三国时,孙权麾下将校尉陈勋率兵开凿破岗渎,在凿岗切岭时,“掘得一物,无有首尾,形如百斛舡,长数十丈,蠢蠢而动,有顷悉融液成汁,或谓是水脉”。
“破岗渎将龙脉凿断”这个说法传出之后,为老龙有安生之处,不会兴风作浪,保证运河通航安全,当地民众筹资在此建了一座供奉鼍龙的小庙,并以香火供奉。

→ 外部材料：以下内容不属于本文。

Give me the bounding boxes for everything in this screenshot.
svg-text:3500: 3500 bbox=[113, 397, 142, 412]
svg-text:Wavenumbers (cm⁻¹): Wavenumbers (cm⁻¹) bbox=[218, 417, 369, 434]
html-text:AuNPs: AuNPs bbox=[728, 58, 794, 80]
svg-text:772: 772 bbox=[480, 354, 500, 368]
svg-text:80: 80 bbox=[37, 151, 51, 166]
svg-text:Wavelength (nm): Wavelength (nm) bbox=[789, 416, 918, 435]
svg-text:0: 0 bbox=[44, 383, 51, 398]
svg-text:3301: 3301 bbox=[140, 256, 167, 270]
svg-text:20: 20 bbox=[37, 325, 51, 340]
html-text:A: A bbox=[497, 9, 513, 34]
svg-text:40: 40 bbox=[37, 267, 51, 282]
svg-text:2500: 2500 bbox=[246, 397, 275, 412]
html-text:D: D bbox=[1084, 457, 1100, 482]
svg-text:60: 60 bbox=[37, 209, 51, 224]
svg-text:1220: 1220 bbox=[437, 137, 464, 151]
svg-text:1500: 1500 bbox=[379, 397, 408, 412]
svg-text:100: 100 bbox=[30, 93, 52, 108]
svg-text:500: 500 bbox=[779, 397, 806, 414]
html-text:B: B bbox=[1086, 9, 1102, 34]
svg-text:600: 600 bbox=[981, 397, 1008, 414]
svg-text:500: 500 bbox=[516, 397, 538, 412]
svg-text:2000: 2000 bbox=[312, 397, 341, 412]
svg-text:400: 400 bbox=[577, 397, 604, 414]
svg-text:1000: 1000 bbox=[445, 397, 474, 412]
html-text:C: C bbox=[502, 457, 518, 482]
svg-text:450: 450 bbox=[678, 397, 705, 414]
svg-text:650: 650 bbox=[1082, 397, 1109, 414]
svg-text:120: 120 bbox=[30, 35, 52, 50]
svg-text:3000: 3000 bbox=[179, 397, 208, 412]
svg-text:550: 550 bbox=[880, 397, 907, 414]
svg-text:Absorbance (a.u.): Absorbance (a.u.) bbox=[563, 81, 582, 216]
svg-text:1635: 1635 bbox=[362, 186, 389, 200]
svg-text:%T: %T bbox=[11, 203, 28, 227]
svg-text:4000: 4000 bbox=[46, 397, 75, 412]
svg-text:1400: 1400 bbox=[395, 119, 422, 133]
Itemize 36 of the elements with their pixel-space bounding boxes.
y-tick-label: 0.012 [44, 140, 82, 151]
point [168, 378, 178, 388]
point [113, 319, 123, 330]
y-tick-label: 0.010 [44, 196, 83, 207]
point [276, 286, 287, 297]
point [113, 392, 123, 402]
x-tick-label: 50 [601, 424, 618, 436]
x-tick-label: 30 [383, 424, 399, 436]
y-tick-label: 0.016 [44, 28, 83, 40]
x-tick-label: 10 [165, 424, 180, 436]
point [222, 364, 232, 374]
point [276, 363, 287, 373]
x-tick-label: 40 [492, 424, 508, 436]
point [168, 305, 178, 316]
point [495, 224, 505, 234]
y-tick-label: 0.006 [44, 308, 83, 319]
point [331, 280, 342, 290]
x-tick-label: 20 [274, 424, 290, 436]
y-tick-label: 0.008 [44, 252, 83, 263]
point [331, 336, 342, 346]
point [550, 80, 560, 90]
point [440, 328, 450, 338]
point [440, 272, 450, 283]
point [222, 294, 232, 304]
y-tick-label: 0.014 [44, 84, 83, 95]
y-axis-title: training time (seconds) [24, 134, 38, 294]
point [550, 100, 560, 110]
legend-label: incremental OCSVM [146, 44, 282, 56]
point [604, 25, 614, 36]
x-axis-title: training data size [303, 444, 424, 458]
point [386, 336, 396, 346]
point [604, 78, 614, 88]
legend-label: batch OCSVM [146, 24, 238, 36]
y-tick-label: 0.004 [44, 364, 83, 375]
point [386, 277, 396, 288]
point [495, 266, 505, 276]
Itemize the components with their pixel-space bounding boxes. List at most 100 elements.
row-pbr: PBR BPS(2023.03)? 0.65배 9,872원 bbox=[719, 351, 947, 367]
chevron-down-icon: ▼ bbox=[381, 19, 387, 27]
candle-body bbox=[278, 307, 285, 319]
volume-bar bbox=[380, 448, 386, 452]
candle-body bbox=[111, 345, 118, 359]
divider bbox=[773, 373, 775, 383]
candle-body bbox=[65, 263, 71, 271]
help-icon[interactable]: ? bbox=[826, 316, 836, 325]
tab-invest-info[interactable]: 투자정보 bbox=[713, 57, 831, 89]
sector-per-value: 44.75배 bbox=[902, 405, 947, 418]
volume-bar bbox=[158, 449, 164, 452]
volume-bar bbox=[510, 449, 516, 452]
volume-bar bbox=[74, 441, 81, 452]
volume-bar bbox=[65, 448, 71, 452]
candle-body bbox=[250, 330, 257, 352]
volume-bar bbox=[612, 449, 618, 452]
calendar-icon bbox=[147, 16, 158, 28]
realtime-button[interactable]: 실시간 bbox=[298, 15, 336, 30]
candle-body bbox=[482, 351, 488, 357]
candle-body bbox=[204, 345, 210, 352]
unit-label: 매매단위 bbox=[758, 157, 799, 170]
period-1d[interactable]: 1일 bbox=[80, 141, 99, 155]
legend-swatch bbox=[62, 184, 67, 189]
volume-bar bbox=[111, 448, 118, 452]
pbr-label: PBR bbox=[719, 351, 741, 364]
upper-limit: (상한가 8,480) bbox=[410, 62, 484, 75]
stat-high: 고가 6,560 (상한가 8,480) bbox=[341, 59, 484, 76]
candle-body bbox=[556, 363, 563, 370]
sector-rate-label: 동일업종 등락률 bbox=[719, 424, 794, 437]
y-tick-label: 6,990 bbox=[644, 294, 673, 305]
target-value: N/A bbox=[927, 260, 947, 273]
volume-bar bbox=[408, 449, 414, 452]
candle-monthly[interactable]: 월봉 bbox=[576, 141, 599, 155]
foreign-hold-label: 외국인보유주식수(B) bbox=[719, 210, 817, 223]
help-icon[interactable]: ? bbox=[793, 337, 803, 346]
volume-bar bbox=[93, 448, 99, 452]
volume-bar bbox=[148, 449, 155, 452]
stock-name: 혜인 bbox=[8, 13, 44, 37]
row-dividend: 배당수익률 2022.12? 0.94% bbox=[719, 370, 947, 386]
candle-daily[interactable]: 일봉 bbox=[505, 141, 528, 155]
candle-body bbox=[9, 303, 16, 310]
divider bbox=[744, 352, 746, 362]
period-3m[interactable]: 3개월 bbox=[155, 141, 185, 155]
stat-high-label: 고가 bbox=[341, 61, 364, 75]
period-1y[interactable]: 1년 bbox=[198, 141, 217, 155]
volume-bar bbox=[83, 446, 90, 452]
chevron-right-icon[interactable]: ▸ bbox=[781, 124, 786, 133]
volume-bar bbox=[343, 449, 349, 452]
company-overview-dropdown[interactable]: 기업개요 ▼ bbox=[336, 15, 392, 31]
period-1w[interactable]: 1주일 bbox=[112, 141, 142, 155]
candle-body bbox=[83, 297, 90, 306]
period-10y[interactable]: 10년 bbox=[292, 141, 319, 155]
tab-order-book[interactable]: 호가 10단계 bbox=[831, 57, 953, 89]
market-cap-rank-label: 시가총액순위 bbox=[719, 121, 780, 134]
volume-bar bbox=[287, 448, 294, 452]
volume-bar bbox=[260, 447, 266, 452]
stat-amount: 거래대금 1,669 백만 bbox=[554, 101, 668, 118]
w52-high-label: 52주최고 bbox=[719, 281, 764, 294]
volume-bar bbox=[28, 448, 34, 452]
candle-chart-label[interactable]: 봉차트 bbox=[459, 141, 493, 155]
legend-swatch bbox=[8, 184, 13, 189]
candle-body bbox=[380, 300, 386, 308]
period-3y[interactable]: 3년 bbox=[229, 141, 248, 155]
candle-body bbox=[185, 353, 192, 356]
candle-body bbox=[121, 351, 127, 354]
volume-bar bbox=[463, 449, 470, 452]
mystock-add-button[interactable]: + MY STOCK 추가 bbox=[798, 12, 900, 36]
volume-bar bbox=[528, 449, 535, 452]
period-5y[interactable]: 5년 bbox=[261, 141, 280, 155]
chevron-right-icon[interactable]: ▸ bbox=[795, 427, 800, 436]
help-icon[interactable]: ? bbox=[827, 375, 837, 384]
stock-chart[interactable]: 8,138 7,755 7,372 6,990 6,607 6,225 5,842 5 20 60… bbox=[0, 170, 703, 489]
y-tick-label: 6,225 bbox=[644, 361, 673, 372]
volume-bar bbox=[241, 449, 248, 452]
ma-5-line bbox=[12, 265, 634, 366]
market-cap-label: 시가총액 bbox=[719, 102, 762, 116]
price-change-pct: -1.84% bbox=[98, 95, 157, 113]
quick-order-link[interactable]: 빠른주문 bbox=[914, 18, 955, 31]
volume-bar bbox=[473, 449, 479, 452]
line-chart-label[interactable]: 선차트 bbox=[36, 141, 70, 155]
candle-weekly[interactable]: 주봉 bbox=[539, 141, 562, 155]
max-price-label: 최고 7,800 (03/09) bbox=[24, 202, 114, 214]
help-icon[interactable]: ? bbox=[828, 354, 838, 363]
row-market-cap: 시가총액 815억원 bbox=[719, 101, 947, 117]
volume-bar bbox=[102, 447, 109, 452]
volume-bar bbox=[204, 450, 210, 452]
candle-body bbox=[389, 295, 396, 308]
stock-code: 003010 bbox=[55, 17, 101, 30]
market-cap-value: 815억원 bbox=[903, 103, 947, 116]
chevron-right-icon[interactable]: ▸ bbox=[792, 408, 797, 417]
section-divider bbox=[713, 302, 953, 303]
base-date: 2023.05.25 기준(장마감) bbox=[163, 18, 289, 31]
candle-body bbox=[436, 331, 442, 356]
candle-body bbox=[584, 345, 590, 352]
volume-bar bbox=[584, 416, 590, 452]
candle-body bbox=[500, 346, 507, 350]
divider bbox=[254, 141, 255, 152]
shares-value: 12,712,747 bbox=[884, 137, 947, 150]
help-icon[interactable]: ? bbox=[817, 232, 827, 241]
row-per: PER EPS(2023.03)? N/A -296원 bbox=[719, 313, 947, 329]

久而久之,鼍龙庙便形成了庙会,每年正月十二,周围百姓便从四方聚集到此烧香拜佛、做买卖,非常热闹。
由此便可看出,鼍龙庙虽然处于破岗渎最高的丘陵之上,但其地势并不险峻,要想在此设关拦截陈军,除了大量驻军之外,还得修建工事。
好在卜僧念云阳大捷,令韦旋率一万人进驻破岗渎时,便让其在渎水两侧开始修建城墙,如今一个多月过去,破岗渎上的城墙已经初具规模。
“长度已经足够,不过还可以增高一些。”
韩端看过之后,指出其不足之处:“城墙两端,再各建一座城堡,如此方可与渎水城墙互为犄角之势。”
“将山坡上的树木都清理干净。”
韩端站在城墙上,指着前面缓坡上那片并不浓密的树林:“再于城堡内驻扎马军,关键时刻让其从堡内居高临下冲杀,定然能收奇效。”
卜僧念听得眼睛发亮。
他刚才已经想过要将山坡上的树木伐光,但只是为了防备敌军从树木靠近城墙,如今听韩端这么一说,他再一琢磨,才发觉这果然是一手妙着。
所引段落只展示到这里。